Decisione che pagheremo a caro prezzo

“Ad oggi – si legge ancora -, anziché apprezzare i frutti di una politica che abbia realmente messo la scuola al primo posto, di che cosa dobbiamo invece prendere atto? Purtroppo di un quadro che ci getta nel più profondo sconforto. Il ritorno alle classi smembrate e a una didattica ibrida, con la minaccia delle continue quarantene che hanno visto coinvolte intere classi e più docenti. Data l’assoluta inadeguatezza strutturale degli edifici scolastici (per non parlare della carenza di personale), alla luce di un indice dei contagi tuttora preoccupante. Saremo costretti di fatto a prolungare nelle ore pomeridiane l’attività didattica, iniziata comunque nelle ore del mattino Il rientro di alunni e docenti alle loro case non potrà avvenire che nel pomeriggio inoltrato”.

Le lezioni continuino a distanza

“In tal modo – continua la nota – si impone a studenti e docenti un sacrificio inutile, in nome di una fantomatica didattica in presenza. Che poi in queste modalità sarebbe comunque una didattica sfilacciata e depauperata dal punto di vista dei contenuti. Come tutti gli insegnanti e i dirigenti scolastici, auspichiamo quanto prima un ritorno della scuola in presenza per svolgere il ruolo che la Costituzione ci assegna. E che non abbiamo smesso di esercitare in questi mesi di pandemia. Ma crediamo che sia nell’interesse della società intera che ciò avvenga in condizioni quanto più possibile sicure. Chiediamo pertanto che le lezioni continuino a distanza fino a quando non saranno garantite efficaci misure di sicurezza e non verrà elaborato un sistema organizzativo che permetta di lavorare e studiare secondo adeguati criteri didattici”.

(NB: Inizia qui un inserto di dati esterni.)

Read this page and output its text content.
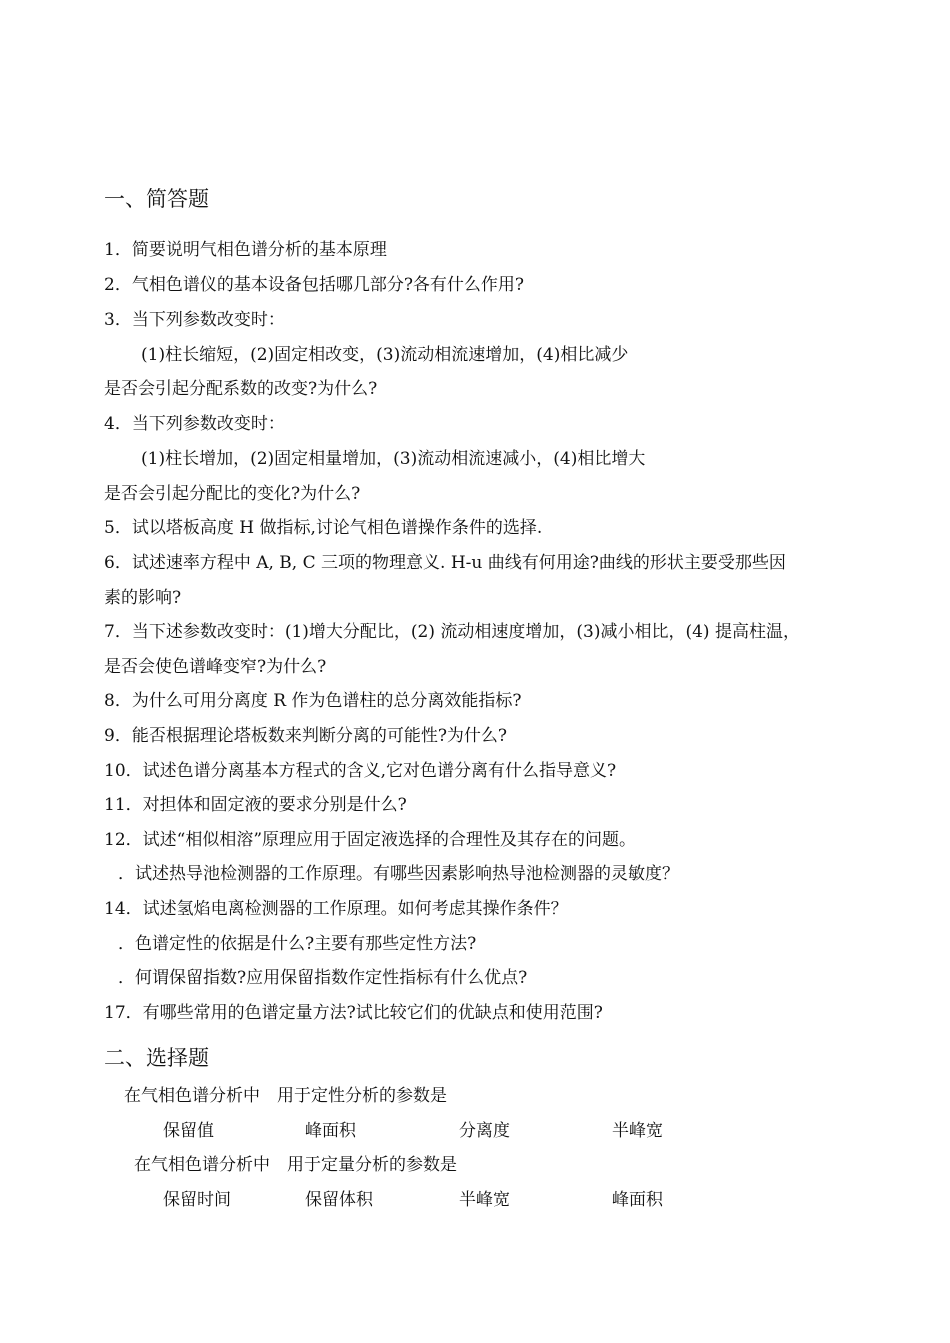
一、简答题
1．简要说明气相色谱分析的基本原理
2．气相色谱仪的基本设备包括哪几部分?各有什么作用?
3．当下列参数改变时：
(1)柱长缩短，(2)固定相改变，(3)流动相流速增加，(4)相比减少
是否会引起分配系数的改变?为什么?
4．当下列参数改变时：
(1)柱长增加，(2)固定相量增加，(3)流动相流速减小，(4)相比增大
是否会引起分配比的变化?为什么?
5．试以塔板高度 H 做指标,讨论气相色谱操作条件的选择.
6．试述速率方程中 A, B, C 三项的物理意义. H-u 曲线有何用途?曲线的形状主要受那些因
素的影响?
7．当下述参数改变时：(1)增大分配比，(2) 流动相速度增加，(3)减小相比，(4) 提高柱温，
是否会使色谱峰变窄?为什么?
8．为什么可用分离度 R 作为色谱柱的总分离效能指标?
9．能否根据理论塔板数来判断分离的可能性?为什么?
10．试述色谱分离基本方程式的含义,它对色谱分离有什么指导意义?
11．对担体和固定液的要求分别是什么?
12．试述“相似相溶”原理应用于固定液选择的合理性及其存在的问题。
．试述热导池检测器的工作原理。有哪些因素影响热导池检测器的灵敏度？
14．试述氢焰电离检测器的工作原理。如何考虑其操作条件？
．色谱定性的依据是什么?主要有那些定性方法?
．何谓保留指数?应用保留指数作定性指标有什么优点?
17．有哪些常用的色谱定量方法?试比较它们的优缺点和使用范围?
二、选择题
在气相色谱分析中　用于定性分析的参数是
保留值	峰面积	分离度	半峰宽
在气相色谱分析中　用于定量分析的参数是
保留时间	保留体积	半峰宽	峰面积
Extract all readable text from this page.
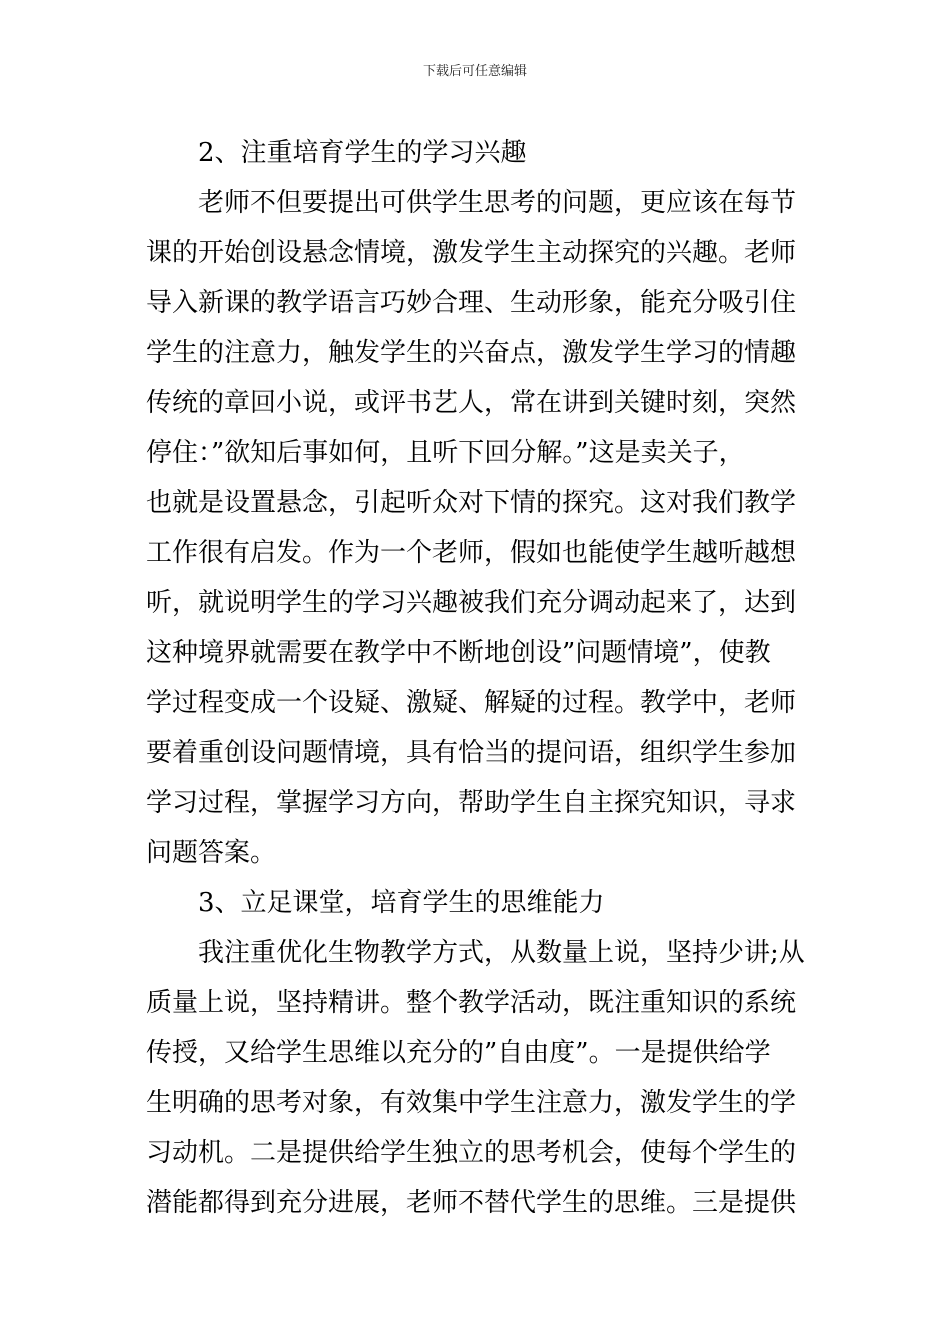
下载后可任意编辑
2、注重培育学生的学习兴趣
老师不但要提出可供学生思考的问题，更应该在每节
课的开始创设悬念情境，激发学生主动探究的兴趣。老师
导入新课的教学语言巧妙合理、生动形象，能充分吸引住
学生的注意力，触发学生的兴奋点，激发学生学习的情趣
传统的章回小说，或评书艺人，常在讲到关键时刻，突然
停住：”欲知后事如何，且听下回分解。”这是卖关子，
也就是设置悬念，引起听众对下情的探究。这对我们教学
工作很有启发。作为一个老师，假如也能使学生越听越想
听，就说明学生的学习兴趣被我们充分调动起来了，达到
这种境界就需要在教学中不断地创设”问题情境”，使教
学过程变成一个设疑、激疑、解疑的过程。教学中，老师
要着重创设问题情境，具有恰当的提问语，组织学生参加
学习过程，掌握学习方向，帮助学生自主探究知识，寻求
问题答案。
3、立足课堂，培育学生的思维能力
我注重优化生物教学方式，从数量上说，坚持少讲;从
质量上说，坚持精讲。整个教学活动，既注重知识的系统
传授，又给学生思维以充分的”自由度”。一是提供给学
生明确的思考对象，有效集中学生注意力，激发学生的学
习动机。二是提供给学生独立的思考机会，使每个学生的
潜能都得到充分进展，老师不替代学生的思维。三是提供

I licei chiedono le vaccinazioni per gli operatori

I docenti del Gullace chiedono in sintesi di “posticipare di qualche settimana il ritorno in presenza a scuola, che in questo momento rischia di innescare un incremento dei contagi, come affermato dall’assessore alla sanità della regione D’Amato e da eminenti esponenti della comunità scientifica. Quando la diminuzione della curva dei contagi, la concreta attivazione di un sistema di trasporti dedicato alla scuola, la pratica di test rapidi opportunamente messa a disposizione renderanno possibile il rientro in sicurezza, lasciare alle singole scuole l’autonomia di organizzare i propri tempi e i propri spazi. Infine, evitare lo scaglionamento delle lezioni su due orari, cosa che comporterebbe gli inconvenienti già ampiamente sottolineati  e prevedere, subito dopo il personale medico, la vaccinazione per il mondo della scuola”.